Non-EU companies still have to comply when the data passes through the EU, even when they have no influence on its direction. The uncertainty will inevitably risk breaches if a comprehensive transitional agreement isn't in place.
The UK is likely to follow the GDPR regulations both before and after Brexit, but if it no longer applies, national laws implementing EU directives will remain in force.
"The UK will become a 'third country' under the data transfer rules in the GDPR," says Alistair Maughan, a partner in the London office of international law firm Morrison & Foerster.
"In this case, personal data can only be exported by a business established in the EU to a third country, such as the UK, if there is an "adequate level of protection" for such data, unless certain conditions have been met.

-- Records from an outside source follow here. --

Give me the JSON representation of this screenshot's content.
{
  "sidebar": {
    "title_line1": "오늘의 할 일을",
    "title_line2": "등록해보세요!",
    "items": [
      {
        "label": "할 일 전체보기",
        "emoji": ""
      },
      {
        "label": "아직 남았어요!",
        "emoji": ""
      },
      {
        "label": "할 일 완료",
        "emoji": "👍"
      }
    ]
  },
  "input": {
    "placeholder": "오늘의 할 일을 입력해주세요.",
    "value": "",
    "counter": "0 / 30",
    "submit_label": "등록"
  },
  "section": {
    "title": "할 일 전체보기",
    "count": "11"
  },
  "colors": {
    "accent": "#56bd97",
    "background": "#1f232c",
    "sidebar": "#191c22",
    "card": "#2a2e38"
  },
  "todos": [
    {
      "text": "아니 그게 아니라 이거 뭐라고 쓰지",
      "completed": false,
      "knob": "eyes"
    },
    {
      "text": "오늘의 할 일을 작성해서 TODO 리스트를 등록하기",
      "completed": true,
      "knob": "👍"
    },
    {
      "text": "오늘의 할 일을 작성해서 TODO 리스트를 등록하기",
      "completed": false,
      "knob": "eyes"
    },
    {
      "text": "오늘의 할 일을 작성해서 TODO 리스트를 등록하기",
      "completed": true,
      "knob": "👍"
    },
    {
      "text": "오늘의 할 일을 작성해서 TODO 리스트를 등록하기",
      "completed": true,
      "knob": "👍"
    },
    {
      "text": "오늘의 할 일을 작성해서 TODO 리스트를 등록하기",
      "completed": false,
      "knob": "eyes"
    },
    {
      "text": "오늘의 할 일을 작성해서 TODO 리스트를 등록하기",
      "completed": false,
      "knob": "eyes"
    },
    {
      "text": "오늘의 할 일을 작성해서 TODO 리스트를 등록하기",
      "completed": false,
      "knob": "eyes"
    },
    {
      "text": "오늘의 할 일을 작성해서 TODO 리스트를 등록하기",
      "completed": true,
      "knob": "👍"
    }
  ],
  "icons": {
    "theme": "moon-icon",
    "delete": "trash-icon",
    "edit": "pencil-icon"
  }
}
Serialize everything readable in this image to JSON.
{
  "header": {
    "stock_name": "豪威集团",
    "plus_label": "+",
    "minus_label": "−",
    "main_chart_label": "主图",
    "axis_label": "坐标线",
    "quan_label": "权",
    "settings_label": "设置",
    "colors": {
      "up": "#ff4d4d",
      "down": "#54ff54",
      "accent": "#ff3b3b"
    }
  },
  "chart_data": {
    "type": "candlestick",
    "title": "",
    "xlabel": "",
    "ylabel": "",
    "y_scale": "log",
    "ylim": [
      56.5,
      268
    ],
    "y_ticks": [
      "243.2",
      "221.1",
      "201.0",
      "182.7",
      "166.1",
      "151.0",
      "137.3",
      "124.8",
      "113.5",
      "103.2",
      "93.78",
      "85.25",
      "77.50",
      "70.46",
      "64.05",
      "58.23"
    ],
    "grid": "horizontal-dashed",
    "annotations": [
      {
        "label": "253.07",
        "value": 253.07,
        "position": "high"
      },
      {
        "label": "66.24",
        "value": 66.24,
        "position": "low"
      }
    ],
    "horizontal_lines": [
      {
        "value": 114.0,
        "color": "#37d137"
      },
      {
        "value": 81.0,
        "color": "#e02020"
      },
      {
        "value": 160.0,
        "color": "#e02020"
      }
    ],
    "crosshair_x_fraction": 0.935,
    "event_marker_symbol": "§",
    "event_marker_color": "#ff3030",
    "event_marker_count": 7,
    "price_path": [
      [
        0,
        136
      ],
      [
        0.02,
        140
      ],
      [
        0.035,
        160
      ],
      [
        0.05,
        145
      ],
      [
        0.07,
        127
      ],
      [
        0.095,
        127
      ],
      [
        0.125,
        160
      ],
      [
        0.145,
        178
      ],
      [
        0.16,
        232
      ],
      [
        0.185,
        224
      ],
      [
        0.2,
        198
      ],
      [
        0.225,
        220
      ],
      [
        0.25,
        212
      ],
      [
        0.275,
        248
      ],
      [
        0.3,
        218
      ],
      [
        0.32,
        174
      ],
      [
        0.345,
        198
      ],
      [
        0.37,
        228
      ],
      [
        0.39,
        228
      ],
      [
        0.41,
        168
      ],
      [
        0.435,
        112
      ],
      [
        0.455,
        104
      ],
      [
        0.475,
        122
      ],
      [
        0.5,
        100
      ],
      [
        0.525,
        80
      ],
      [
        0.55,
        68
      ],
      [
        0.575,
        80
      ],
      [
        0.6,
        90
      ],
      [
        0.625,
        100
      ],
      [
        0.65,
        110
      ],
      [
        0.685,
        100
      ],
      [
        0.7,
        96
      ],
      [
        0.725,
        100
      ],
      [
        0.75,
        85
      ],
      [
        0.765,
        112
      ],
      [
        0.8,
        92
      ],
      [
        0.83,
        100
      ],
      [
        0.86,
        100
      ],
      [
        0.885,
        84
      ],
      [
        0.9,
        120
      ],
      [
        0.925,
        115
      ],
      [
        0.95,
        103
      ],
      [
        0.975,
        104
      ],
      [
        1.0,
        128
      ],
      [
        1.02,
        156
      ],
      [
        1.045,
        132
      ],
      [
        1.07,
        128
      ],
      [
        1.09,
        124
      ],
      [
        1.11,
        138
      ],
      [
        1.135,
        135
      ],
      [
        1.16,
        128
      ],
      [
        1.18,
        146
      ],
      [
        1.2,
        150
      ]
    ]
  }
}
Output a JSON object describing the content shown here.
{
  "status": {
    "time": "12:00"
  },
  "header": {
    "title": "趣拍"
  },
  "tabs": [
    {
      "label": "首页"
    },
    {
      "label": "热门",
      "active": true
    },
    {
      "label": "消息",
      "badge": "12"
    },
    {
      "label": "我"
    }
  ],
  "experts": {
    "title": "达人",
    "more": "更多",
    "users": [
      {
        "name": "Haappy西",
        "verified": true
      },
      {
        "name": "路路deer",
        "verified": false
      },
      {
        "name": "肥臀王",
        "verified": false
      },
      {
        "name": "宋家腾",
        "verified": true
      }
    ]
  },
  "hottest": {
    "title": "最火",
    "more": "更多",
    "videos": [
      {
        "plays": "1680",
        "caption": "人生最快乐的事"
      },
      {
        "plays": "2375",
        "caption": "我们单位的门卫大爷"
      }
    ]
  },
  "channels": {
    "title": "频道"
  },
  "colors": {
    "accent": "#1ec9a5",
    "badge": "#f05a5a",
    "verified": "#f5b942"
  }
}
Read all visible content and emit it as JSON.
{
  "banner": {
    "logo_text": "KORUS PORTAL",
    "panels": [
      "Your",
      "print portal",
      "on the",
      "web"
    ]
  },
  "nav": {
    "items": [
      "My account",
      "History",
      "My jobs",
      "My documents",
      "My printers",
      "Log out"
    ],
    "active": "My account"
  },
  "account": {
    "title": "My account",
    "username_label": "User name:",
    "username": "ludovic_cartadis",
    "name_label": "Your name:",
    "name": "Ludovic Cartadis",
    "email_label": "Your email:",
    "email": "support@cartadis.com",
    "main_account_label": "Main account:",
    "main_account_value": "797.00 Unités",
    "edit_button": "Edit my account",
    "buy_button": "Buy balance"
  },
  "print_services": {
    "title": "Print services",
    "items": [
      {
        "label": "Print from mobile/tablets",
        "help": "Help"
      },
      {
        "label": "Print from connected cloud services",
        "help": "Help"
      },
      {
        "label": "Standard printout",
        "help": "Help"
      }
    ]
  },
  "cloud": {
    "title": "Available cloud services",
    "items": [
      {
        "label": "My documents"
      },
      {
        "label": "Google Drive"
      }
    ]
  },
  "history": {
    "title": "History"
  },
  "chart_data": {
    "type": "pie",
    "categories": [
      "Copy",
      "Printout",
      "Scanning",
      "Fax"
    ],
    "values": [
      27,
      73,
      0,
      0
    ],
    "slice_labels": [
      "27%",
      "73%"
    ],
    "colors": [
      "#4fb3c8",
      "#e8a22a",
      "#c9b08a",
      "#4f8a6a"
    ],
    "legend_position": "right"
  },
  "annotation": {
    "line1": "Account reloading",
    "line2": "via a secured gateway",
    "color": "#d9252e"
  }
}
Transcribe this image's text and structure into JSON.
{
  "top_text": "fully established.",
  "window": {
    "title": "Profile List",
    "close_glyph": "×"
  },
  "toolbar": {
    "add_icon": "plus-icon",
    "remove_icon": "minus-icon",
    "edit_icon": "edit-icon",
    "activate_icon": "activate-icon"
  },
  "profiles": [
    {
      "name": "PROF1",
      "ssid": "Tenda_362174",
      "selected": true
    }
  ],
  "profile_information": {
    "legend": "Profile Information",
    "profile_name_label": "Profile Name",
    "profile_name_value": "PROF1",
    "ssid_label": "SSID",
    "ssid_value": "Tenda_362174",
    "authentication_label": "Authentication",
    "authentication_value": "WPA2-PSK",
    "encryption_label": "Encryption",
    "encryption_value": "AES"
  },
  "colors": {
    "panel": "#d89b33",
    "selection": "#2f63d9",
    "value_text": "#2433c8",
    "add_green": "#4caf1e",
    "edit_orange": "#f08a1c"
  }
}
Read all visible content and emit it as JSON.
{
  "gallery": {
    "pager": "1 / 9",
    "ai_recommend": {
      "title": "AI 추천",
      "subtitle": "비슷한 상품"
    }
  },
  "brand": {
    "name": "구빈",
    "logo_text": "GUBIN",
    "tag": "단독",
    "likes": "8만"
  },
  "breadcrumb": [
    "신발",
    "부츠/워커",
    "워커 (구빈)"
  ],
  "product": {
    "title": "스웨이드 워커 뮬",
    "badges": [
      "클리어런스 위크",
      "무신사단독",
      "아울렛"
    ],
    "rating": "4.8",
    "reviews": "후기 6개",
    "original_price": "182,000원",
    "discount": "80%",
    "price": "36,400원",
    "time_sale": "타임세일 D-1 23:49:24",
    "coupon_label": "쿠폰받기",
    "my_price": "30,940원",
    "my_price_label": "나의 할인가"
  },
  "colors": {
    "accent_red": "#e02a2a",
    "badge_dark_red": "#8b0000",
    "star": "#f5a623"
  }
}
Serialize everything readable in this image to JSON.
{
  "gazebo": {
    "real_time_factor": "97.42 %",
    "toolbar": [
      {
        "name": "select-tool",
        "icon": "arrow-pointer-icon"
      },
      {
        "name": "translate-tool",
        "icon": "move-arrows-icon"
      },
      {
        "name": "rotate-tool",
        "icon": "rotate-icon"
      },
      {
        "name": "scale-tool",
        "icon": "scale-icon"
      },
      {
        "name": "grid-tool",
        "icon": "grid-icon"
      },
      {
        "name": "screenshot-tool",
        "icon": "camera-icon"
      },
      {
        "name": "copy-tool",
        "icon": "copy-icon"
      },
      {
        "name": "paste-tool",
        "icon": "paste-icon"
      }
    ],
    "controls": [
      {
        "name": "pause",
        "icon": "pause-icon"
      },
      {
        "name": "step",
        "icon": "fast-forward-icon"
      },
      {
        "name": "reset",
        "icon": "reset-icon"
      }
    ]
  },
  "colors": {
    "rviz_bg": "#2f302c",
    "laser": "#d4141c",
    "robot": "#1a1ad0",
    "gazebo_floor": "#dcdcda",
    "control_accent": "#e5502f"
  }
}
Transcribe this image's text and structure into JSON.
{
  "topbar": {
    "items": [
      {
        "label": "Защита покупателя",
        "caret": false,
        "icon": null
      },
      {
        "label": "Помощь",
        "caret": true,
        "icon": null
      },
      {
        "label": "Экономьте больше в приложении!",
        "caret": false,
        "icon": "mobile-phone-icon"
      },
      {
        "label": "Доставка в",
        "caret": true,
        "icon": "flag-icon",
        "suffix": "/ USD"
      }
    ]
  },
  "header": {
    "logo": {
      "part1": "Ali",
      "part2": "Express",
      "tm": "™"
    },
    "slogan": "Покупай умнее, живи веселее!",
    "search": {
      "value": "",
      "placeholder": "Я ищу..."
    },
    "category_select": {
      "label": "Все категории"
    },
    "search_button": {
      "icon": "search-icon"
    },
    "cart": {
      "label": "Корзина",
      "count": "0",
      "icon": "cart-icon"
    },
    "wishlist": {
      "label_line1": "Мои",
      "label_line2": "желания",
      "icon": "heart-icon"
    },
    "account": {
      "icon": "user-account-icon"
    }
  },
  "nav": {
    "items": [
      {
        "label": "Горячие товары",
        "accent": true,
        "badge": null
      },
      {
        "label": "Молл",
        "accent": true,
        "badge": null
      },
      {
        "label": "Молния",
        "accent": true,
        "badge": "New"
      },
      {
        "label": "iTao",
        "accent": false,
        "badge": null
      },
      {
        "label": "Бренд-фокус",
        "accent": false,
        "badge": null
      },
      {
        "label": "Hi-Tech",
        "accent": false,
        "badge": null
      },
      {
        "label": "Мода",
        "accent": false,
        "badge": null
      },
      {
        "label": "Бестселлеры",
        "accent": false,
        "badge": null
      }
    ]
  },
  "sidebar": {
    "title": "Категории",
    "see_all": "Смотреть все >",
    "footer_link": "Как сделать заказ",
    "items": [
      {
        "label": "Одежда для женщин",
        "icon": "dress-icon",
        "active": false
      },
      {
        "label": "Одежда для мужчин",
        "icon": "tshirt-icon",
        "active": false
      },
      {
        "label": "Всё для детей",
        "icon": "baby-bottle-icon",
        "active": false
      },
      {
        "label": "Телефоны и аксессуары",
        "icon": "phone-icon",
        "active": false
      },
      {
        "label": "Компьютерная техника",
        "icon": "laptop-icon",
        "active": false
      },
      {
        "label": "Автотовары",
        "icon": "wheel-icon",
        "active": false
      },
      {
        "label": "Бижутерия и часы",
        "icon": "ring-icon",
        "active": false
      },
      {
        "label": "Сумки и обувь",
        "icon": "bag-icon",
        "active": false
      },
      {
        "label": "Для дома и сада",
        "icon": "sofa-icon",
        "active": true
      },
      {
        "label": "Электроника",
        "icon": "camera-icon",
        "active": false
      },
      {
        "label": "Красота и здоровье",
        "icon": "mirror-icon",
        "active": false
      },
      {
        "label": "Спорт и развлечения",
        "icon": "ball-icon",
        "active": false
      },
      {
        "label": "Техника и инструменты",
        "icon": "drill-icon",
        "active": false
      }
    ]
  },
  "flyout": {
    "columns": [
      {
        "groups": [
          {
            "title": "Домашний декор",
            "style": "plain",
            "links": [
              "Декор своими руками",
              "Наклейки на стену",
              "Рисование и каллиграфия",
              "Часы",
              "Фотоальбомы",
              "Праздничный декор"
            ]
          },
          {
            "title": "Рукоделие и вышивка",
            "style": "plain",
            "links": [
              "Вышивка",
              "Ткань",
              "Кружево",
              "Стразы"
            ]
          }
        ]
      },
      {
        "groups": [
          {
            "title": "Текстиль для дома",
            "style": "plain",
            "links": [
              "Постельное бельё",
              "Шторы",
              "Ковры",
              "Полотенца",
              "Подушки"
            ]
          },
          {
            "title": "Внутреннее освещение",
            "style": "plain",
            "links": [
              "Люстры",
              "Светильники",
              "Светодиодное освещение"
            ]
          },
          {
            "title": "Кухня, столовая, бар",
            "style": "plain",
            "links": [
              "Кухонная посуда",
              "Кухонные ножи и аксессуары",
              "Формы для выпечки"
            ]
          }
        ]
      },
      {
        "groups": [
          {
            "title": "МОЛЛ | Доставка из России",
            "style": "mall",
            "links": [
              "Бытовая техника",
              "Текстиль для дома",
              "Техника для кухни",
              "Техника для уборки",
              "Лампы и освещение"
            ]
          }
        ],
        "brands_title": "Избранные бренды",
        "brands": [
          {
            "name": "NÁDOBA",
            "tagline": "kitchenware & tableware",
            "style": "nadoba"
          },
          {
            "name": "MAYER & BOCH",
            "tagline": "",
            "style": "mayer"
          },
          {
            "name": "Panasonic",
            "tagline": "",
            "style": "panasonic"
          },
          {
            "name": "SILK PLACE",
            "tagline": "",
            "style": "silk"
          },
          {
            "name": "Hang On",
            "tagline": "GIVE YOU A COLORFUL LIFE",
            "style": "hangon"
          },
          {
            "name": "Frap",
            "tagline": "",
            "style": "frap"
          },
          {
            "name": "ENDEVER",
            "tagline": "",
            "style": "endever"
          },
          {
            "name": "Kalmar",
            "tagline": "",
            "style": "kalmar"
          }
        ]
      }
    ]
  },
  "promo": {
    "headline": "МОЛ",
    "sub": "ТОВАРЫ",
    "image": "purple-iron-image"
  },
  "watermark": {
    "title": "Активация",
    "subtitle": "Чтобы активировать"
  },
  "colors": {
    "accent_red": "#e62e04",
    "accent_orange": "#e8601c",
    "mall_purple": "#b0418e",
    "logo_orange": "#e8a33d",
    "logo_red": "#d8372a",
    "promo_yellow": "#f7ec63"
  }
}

"This may require businesses to put in place alternative data transfer arrangements for transfers from within the EU to the UK, at least for a period of time while adequacy status is confirmed."
GDPR explained: Staying positive
The implications of the GDPR may appear overwhelming, but the regulations should have a positive impact on both the public and the organisations responsible for upholding them.
"GDPR also represents an opportunity for organisations to consider data privacy compliance more strategically and holistically, as it becomes key to their data strategy and the digital transformation of their business," says Bojana Bellamy, president of the CIPL.
With the appropriate planning, policies and staff training, the regulation, organisations can benefit from greater support if the public feel comfortable that their data is being protected, says Information Commissioner Elizabeth Denham.
"I see this as good news for the UK. One of the key drivers for data protection change is the importance and continuing evolution of the digital economy in the UK and around the world. That is why both the ICO and UK government have pushed for reform of the EU law for several years," she wrote in the ICO blog in November.
"The digital economy is primarily built upon the collection and exchange of data, including large amounts of personal data - much of it sensitive. Growth in the digital economy requires public confidence in the protection of this information."